Büyük oyunlar oynanıyor, bölgesel bir savaşın fitilinin ateşlenmesi için birileri devreye giriyor.
Birilerinden gizemli bir şey aramayın. Daha önce Türkiye’de patlayan bombalar konusunda da karışık bir tablo yoktu. Kaos, kaotik süreç adıyla aslında Türkiye’de askeri bir darbenin koşulları yaratılmak isteniyordu ve 15 Temmuz’da FETÖ’cü darbe girişimiyle yaşananlar yerli yerine şimdi oturabiliyor.
Şimdi İran hedefte. İran’ın kalbine bundan bir hafta önce büyük bir saldırı gerçekleştirildi. Meclis binası silahlı ve bombalı saldırıya maruz kaldı, İran’daki bugünkü rejimin kurucusu Humeyni’nin mezarı bombalandı. Bu saldırıları IŞİD üstlendi. Bugün Musul ve Rakka’da ABD ile savaşan IŞİD’in, ABD’nin karşısına aldığı İran’a bu saldırıları yapması düşündürmelidir.
Tıpkı Filipinler’de olduğu gibi. Filipinler devlet başkanı, Rusya ile silah anlaşması yapmak üzere iken, Filipinler’de IŞİD’in saldırılar düzenlemesi gibi…
Emperyalizm bir kez daha uyuyan hücreleri devreye sokmuştu. Hep söylediğimiz gibi siyasal İslam’ın ipleri emperyalizmin elinde. Bu bağlantı yıllar önce kurulmuştu. Müslüman Kardeşler’in arkasında İngilizler olduğu biliniyor. Arap Baharı adıyla Mısır ve Suriye başta olmak üzere Arap ülkelerinde “ayaklanan” bu hareketin kime hizmet ettiği açık olmalı. Yeşil Kuşak projesiyle yıllardır gericiliğin emperyalizm tarafından desteklendiği ve büyütüldüğü ve bugün devreye her noktasıyla sokulduğu nasıl yazılamaz?

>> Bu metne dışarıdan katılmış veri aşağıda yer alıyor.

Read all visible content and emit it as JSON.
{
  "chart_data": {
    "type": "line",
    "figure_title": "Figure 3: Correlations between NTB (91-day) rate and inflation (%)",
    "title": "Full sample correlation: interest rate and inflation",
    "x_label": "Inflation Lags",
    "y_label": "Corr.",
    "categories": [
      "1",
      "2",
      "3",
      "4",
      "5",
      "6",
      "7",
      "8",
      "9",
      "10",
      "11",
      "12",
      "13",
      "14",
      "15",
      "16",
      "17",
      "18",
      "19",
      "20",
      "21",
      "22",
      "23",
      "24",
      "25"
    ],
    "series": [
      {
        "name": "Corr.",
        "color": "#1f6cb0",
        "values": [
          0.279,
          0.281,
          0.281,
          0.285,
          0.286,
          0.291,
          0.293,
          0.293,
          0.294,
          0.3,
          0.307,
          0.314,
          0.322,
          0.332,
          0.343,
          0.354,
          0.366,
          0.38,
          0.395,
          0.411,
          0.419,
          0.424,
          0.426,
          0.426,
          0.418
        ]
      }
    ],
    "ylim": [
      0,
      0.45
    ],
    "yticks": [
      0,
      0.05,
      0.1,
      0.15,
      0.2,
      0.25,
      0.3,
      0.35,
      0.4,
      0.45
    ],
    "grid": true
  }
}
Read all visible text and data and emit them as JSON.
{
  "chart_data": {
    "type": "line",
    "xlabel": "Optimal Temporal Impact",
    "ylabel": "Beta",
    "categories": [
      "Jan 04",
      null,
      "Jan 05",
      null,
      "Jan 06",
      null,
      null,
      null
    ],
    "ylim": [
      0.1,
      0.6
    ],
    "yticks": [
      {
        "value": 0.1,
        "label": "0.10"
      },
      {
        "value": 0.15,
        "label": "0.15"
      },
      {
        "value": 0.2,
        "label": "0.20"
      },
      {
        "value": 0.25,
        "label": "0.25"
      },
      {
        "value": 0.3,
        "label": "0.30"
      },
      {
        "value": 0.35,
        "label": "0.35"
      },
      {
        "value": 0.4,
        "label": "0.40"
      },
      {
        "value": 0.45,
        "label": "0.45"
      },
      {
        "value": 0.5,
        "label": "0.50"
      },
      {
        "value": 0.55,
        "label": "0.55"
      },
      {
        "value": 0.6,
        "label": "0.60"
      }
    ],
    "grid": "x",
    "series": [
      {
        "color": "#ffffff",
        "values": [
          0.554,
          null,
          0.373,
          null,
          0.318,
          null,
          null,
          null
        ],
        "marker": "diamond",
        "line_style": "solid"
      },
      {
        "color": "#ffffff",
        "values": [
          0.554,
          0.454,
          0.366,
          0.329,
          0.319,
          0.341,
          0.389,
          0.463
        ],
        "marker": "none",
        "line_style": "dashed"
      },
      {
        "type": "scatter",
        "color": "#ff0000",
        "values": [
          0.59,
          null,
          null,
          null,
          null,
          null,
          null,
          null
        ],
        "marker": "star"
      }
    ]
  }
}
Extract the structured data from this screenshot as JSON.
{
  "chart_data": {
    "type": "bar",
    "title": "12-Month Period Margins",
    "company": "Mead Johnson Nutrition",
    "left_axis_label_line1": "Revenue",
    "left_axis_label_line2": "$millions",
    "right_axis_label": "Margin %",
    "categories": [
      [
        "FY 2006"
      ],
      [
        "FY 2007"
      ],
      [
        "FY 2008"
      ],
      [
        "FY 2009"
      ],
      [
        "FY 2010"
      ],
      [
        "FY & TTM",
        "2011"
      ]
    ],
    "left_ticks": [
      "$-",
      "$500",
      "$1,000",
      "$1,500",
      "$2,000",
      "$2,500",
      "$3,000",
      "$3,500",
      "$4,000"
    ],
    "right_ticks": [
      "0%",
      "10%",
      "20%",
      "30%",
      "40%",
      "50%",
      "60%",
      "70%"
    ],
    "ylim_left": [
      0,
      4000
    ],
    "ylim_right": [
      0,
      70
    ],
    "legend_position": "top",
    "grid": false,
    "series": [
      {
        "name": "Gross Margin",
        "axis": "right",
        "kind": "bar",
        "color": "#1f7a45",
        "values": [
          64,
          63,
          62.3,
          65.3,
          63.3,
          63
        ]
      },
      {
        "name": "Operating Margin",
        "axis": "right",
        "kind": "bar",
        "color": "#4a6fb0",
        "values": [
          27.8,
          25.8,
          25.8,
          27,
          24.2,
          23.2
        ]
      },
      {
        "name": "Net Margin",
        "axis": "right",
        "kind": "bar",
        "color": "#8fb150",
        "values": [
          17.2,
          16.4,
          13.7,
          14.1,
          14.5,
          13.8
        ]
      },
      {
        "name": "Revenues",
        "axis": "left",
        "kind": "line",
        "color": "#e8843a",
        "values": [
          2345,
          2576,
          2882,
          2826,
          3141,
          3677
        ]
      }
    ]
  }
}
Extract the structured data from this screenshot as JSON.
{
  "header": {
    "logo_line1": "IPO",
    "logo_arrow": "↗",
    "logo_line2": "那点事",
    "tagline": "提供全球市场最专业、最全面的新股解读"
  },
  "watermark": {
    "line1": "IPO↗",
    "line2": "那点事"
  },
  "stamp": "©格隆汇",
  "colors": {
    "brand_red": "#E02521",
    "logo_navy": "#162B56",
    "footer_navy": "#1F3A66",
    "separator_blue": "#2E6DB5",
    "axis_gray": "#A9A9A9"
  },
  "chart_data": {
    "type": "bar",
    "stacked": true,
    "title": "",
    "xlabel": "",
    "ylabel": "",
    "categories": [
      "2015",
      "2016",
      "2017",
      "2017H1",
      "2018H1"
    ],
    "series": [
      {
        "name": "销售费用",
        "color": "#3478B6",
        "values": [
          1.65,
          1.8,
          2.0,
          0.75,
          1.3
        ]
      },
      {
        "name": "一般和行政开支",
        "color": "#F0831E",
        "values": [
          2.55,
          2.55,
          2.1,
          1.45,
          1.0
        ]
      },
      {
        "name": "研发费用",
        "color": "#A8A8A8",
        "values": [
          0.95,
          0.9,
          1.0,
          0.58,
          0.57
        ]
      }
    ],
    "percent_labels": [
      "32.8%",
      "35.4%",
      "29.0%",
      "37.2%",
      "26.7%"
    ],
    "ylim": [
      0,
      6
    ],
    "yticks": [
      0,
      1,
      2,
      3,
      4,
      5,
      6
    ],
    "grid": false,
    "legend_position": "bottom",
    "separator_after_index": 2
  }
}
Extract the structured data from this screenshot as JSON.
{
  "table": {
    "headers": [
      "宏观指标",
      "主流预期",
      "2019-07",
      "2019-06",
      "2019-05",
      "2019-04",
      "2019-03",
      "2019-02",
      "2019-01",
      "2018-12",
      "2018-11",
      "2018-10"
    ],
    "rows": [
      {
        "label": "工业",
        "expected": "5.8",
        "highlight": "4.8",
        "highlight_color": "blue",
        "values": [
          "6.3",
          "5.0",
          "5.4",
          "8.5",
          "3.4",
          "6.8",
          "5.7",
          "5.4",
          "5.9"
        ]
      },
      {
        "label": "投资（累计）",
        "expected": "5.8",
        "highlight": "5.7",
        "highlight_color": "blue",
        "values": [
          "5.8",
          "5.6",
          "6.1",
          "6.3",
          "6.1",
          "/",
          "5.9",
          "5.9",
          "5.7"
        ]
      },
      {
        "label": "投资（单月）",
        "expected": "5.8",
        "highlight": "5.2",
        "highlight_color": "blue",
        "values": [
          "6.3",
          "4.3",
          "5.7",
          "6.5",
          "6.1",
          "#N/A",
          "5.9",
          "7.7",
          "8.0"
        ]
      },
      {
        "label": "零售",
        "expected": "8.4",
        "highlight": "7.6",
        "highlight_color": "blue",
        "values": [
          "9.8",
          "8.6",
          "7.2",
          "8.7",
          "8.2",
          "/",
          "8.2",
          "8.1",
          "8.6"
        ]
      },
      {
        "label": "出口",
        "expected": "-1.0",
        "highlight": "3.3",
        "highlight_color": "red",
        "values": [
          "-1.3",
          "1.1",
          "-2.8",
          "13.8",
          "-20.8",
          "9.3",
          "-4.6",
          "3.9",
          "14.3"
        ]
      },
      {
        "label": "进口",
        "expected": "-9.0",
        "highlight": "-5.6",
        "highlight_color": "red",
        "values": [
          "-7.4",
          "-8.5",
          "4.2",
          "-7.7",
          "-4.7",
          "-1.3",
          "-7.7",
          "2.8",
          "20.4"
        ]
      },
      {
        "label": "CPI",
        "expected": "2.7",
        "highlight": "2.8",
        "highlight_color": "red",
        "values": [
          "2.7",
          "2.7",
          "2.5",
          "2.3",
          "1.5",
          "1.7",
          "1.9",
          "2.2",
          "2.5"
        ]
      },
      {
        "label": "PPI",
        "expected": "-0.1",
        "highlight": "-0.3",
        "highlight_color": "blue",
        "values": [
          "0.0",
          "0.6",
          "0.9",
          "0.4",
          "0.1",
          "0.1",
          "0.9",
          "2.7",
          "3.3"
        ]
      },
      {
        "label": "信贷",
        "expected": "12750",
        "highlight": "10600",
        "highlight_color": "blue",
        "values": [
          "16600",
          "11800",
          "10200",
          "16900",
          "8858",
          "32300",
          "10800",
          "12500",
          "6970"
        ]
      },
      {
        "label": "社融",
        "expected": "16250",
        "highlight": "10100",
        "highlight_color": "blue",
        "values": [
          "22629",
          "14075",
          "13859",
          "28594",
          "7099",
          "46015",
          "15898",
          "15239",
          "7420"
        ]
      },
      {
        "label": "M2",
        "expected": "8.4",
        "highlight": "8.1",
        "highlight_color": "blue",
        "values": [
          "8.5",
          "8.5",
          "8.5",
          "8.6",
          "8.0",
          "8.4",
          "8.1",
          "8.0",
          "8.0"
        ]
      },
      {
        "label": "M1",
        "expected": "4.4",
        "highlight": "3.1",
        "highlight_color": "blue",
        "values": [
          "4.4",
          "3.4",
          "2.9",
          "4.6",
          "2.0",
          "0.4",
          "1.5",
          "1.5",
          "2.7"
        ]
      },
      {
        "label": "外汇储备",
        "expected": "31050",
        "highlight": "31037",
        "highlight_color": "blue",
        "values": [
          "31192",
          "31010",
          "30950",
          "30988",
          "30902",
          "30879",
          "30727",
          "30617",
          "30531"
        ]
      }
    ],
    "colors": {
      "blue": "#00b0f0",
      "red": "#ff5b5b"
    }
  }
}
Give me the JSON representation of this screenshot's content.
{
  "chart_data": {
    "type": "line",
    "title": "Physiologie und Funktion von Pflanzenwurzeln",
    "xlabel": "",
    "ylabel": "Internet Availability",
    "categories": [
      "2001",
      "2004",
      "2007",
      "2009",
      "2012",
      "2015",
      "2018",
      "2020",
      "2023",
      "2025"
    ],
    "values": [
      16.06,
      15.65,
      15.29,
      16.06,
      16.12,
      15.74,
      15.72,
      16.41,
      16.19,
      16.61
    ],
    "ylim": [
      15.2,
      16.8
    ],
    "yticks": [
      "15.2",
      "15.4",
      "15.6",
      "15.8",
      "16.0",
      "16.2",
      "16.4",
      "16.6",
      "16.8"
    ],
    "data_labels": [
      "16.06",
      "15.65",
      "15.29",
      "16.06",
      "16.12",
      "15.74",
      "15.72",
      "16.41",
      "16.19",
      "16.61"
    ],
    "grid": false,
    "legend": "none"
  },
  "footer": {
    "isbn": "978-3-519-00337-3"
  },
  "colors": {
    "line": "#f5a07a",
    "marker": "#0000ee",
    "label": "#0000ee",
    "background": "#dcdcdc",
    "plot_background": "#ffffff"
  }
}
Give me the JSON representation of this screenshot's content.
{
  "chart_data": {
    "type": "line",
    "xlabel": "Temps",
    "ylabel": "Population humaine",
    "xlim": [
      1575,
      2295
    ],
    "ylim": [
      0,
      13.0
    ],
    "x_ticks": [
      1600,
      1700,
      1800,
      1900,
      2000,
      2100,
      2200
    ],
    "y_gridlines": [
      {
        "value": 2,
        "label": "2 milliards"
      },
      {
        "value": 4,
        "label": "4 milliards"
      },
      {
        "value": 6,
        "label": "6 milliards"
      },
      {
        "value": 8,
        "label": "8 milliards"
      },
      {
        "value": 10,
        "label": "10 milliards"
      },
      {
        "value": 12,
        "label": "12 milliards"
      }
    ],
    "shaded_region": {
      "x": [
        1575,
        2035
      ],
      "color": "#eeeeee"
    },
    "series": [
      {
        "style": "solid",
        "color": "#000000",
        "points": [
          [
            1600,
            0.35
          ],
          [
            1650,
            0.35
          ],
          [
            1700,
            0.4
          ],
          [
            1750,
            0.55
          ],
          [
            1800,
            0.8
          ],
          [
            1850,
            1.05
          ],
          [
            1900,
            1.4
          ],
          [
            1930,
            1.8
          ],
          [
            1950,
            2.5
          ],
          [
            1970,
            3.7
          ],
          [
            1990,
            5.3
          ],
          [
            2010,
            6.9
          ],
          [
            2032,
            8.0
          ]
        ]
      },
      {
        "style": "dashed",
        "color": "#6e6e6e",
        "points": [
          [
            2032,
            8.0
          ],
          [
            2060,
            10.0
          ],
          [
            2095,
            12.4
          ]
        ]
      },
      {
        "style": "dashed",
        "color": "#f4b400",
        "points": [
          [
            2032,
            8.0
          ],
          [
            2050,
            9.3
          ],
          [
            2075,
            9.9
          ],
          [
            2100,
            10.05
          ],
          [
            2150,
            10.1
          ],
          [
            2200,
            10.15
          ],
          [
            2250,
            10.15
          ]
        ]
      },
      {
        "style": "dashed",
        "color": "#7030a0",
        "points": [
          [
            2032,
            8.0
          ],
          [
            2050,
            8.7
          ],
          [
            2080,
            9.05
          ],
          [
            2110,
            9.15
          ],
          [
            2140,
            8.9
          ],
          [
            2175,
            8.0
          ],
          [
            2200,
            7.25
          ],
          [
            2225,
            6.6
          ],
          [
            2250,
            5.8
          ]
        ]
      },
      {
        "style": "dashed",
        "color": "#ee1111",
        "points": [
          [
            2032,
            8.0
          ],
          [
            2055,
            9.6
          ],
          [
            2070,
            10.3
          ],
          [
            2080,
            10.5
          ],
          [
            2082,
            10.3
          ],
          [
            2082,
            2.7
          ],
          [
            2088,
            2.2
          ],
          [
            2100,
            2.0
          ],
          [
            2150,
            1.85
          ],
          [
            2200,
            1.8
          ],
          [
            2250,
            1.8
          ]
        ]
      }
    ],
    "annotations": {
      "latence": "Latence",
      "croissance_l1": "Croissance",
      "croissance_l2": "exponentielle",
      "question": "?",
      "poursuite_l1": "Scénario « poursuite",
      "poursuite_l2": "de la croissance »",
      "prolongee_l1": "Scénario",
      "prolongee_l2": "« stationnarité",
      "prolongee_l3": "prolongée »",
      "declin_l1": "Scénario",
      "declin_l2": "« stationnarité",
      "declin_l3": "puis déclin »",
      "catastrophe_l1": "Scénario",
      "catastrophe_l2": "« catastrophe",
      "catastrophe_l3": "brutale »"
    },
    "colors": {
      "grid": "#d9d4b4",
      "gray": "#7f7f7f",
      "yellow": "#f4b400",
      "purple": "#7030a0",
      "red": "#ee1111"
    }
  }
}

Katar’a ayar veriliyor bugün. Nedenleri başka bir yazının konusu. Ancak “Müslüman Kardeşler’e, Hamas’a ve El Nusra’ya destek verme” diyorlar. Bunu söyleyen solcular vs… değildir. Bizzat ABD, Suudi Arabistan ve Mısır yönetimi. Bu bir ifşadır; gerici örgütlenmelerin arkasında kimlerin olduğunun somut ispatıdır. Katar’a ayar veriyorlar çünkü hedefte İran bulunuyor.
İran’ın kalbine büyük bir saldırı gerçekleşti. Bu saldırının nedenleri iyi saptanmalı. Bir yandan Libya krizi, bir yandan Suriye krizi, Filistin konusu var ve ABD ile İngiltere’nin başını çektiği emperyalist kamp ile bununla işbirliği yapan bölge devletleri bu krizlere dönük yeni hamleler yapıyorlar.
Bununla birlikte, Kuzey Irak’ta Kürt devletleşmesinin önünü açacak yeni bir girişim karşımızda. 25 Eylül Barzani yönetiminin bağımsızlık yönünde referandum kararı aldığı biliniyor. Irak yönetimi ‘hayır’ dedi, Türkiye ve İran da bu yönde açıklamalar yapıyor. Suriye ve Irak’ın bundan sonra nasıl bir birlik oluşturacağı büyük bir tartışma konusu. Zemin bu adımlarla birlikte iyice kaymış bulunuyor. Özellikle Irak’ta İran’ın siyasal etkisi bağlamında İran’a yönelik bu saldırıların birlikte okunması gerekiyor.
Acaba birileri İran’ı iyice sıkıştırmak mı istiyor?
İran’ın kalbine atılan bomba, tek başına mollaların hüküm sürdüğü bir rejimde gerçekleşen olaylar değil. Bölgesel bir savaş kapıda duruyor gibi.
AKP iktidarı, ne yazık ki bölgesel savaşa ülkemizi adım adım sokuyor. Bugün Katar destekçiliği, Somali ve Katar’a askeri üs kurma adımları, Sünni eksenin bir parçası olduğunu gösteren Rabia işaretini kullanmaları bu doğrultuda okunmalı.
İran’ın kalbine atılan bombanın önemini ve ciddiyetini anlamak için Türkiye’yi düşünelim.
Büyük provokasyonu görmek için. Bugün Humeyni’nin mezarının bombalanması, bir benzeştirme yapmak gerekirse Anıtkabir’in bombalanması kadar ciddi bir durumdur.
Farkında mıyız?
Bu ülkenin emekçileri, emperyalizmin yeni saldırı planlarını iyi görmeli, ülkemizi bir bölgesel savaşın içine çekecek AKP iktidarına karşı sesleri yükseltmelidir.